Dalam sebuah hadits dinyatakan :
عن أبي هريرة رضي الله عنه أن رسول الله صلى الله عليه وسلم قال : افترقت اليهود على إحدى وسبعين فرقة ، وتفرقت النصارى الى إثنين وسبعين فرقة ، وتفرقت أمتي على ثلاث وسبعين فرقة ، كلها في النار الاّ واحدة ، قالوا : ومن هم يا رسول الله ؟ قال : هم الذي على الذي أنا عليه وأصحابي . رواه أبو داود والترميذي وابن ماجه
Dari Abi Hurairah r.a., Sesungguhnya Rasulullah SAW bersabda : Umat Yahudi terpecah menjadi 71 golongan. Dan umat Nasrani terpecah menjadi 72 golongan. Dan umatku akan terpecah menjadi 73 golongan. Semua masuk neraka kecuali satu. Berkata para sahabat : “Siapakah mereka wahai Rasulullah?’’ Rasulullah SAW menjawab : “Mereka adalah yang mengikuti aku dan para sahabatku.”. HR. Abu Dawud, Turmudzi, dan Ibnu Majah.
Jadi inti paham Ahlussunnah wal jama’ah (Aswaja) seperti tertera dalam teks hadits adalah paham keagamaan yang sesuai dengan sunnah Nabi SAW dan petunjuk para sahabatnya. Dalam hadits lain:
عن عبد الرحمن بن عمرو السلمي أنه سمع العرباض بن سارية قال وعظنا رسول الله صلى الله عليه وسلم: فعليكم بما عرفتم من سنتي وسنة الخلفاء الراشدين المهديين. رواه احمد
“Dari ‘Abdurrahman bin ‘Amr as-Sulami, sesungguhnya ia mendengar al- Irbadl bin Sariyah berkata: Rasulullah SAW menasehati kami: kalian wajib berpegang teguh pada sunnahku dan perilaku al-khulafa’ar-Rosyidin yang mendapat petunjuk.’’ HR.Ahmad.
Adapun strategi  yang dapat kita laksanakan dalam penerapan Strategi Pelaksanaan Al-Qur’an dalam Model Struktur Imamah Wal jama’ah maka hal yang dapat dilakukan adalah dengan menerapkan manhaj yang digunakan rsulullah saw yaitu:
1.      Mengamalkan surah Al-Alaq yaitu menggugah kesadaran dengan Al-Alaq.
2.      Mengamalkan surah Al-Qalam yaitu meniti jalan kehidupan ini dengan Al-Qalam.
3.      Mengamalkan surah Al-Muzzammil yaitu membentuk watak dan kepribadian dengan Al-Muzzammil.

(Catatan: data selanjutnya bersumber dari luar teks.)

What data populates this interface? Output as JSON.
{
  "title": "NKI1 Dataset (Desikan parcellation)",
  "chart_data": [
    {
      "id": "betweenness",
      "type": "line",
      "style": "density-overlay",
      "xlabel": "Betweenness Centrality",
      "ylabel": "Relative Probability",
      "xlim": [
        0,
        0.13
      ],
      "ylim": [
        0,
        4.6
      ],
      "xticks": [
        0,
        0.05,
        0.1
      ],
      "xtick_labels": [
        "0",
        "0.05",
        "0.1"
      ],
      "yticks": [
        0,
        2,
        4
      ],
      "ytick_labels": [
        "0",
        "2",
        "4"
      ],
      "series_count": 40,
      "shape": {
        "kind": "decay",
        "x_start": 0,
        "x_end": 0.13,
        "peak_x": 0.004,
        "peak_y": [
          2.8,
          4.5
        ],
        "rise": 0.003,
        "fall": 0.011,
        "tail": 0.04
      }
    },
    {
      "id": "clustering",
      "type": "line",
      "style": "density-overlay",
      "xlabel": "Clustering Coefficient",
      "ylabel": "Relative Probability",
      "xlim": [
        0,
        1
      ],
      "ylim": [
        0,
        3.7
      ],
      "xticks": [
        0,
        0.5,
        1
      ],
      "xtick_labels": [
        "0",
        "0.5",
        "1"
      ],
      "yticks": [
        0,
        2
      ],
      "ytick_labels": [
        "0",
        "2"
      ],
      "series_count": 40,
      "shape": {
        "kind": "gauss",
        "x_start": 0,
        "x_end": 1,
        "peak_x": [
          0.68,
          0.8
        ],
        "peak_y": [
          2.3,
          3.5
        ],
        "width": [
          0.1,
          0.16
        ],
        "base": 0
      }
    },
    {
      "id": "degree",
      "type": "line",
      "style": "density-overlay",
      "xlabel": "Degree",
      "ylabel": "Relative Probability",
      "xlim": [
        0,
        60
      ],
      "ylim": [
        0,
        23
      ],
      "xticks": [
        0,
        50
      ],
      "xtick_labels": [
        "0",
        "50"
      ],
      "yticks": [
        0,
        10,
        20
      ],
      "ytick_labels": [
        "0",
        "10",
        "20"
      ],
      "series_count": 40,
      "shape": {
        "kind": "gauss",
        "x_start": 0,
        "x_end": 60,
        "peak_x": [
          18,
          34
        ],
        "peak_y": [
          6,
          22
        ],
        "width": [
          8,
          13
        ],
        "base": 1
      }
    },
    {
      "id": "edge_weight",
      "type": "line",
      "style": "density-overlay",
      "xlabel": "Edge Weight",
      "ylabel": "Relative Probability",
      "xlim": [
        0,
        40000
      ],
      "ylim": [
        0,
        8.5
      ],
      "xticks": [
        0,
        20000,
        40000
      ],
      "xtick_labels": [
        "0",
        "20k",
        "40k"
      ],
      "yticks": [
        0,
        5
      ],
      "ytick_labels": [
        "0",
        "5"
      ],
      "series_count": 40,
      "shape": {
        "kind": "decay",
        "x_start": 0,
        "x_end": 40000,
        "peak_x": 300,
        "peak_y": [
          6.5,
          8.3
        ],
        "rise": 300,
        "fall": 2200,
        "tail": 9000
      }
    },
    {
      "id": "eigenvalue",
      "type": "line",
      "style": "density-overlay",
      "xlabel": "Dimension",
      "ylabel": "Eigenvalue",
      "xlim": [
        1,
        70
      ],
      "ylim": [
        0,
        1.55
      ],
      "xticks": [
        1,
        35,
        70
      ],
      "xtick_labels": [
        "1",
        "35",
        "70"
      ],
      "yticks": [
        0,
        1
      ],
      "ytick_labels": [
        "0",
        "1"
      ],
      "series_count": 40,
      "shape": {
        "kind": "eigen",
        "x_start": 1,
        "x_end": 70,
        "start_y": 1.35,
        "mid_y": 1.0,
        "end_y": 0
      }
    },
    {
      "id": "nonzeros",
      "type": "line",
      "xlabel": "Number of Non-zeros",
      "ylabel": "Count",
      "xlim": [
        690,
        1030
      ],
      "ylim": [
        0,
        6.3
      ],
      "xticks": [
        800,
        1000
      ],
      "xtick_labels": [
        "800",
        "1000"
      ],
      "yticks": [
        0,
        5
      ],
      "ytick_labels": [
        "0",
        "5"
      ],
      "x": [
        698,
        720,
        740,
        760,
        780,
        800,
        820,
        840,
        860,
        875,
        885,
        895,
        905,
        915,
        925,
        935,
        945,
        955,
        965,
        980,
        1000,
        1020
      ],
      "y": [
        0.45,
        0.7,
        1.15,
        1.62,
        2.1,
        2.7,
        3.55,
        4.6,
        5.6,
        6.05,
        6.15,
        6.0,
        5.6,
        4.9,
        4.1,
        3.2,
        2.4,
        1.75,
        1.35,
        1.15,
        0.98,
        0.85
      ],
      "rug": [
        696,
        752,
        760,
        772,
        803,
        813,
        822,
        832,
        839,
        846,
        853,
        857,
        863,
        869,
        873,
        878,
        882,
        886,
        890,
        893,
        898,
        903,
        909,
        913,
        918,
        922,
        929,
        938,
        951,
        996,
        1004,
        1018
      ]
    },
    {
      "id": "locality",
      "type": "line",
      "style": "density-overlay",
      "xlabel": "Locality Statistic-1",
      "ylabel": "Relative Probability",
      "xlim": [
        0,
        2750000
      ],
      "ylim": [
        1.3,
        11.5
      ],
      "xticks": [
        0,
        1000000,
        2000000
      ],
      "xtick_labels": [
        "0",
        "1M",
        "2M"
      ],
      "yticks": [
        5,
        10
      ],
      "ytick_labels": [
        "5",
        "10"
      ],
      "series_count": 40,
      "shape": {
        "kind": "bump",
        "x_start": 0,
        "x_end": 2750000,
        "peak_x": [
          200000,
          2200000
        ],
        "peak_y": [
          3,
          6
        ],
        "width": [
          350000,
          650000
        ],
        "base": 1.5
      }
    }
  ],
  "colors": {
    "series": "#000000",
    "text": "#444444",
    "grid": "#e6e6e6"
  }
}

4.      Mengamalkan surah Al-Mudatsir yaitu menyatukan langkah.
5.      Mengamalkan Al-Fatihah yaitu dengan berislam kaffah.
Dengan mengamalkan dan menjadikan manhaj rasulullah sebagai Strategi Pelaksanaan Al-Qur’an dalam Model Struktur Imamah Wal jama’ah maka tiada kata mustahil kita dapat menggapai kemenangan yaitu dengan tegaknya peradapan islam dibumi Allah ini.  Maka dari itu, tinggal bagaimana kita menerapkan sistematika nuzulnya wahyu sebagai konsep hidup dan kehidupan dalam menggapai ridah Allah swt.